Well they were the songs that did sing, and many a time after I went into the pubs after selling ballads like and things like that and I'd hear all the lads inside on a fair day now, we'll say markets and meetings, well when they'd have a few pints on them, 'tis then you'd hear my songs sung back again out of my ballads.
But I remember one day I was in Listowel Fair and I was selling ballads anyway. So I goes into a pub, I was fifteen years of age then - actually, I never wanted to pack it up, it was ashamed of the ladies I got, you know - but there was an American inside anyway, he wasn't back to Ireland I'd say for thirty years or something, he was saying.
So I sang that song now, The Blind Beggar, and he asked me to sing it again and every time I sang it he stuck a pound note into my top pocket.
He said, "Will you sing again?"
So I did, yeah. The pub was full all round like, what we call a nook now that time, a small bar, a private little bar off from the rest of the pub.
"And, will you sing it again?"
"I will; delighted" again, of course, another pound into my top pocket every time anyway. And the crowd was around, of course, and they were all throwing in two bobs apiece and a shilling apiece and I'd this pocket packed with silver money as well.
So he asked me, "Will you sing it for the last time."
Says I, "I'll keep singing it 'til morning if you want."
I'd six single pound notes in it when I came outside of the pub. I think I sold the rest of the ballads for half nothing to get away to the pictures".

The selling of printed song sheets, 'ballads', as they were known, was still very much a part of life right into the 1950s in rural Ireland. The trade at that time seemed to be fairly exclusively carried out by travellers who could be seen at the fairs and markets singing and selling them.
Not all the songs that appeared on these sheets were traditional; sentimental songs like Smiling Through and There's No Place Like Home, have been mentioned to us as being 'best sellers', and among the last titles to appear was The Pub with No Beer. However, they did have a profound effect on the preservation and circulation of many traditional songs. In Mikeen's case, one of the sources for the songs he sold, such as Bessie of Ballentown Brae and Bonny Bunch of Roses, was his father, Michael, who had a large repertoire of traditional songs and stories and was recognised as a singer and storyteller by members of both the travelling and settled communities around Cahirciveen in Co Kerry.
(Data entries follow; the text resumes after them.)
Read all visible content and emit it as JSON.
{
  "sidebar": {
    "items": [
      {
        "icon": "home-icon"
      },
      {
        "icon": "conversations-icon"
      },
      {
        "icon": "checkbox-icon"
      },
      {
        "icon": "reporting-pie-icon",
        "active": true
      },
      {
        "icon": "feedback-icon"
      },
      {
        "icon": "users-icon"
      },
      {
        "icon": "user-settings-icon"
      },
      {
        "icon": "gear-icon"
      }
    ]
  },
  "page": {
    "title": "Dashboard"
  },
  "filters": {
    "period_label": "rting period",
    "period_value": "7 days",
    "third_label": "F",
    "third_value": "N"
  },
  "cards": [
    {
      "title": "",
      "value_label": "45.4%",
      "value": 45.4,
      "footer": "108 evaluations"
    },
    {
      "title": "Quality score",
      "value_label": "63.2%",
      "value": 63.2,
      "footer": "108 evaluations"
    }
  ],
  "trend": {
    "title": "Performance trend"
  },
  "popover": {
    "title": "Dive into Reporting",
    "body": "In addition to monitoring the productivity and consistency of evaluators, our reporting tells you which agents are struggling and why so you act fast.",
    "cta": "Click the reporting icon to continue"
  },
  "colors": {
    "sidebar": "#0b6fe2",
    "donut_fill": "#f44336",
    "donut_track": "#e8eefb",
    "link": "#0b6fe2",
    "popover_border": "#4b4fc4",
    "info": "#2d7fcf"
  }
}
In his youth, Mikeen, along with his mother and other members of the family, sold the ballads around the pubs and fairs of Kerry and he has given us a great deal of valuable information regarding the production and distribution of these, which he started to sell around the age of twelve some time in the nineteen forties.
Ref: Michael McCarthy, Singer and Ballad Seller. Singer, Song and Scholar, Sheffield Academic Press,1986.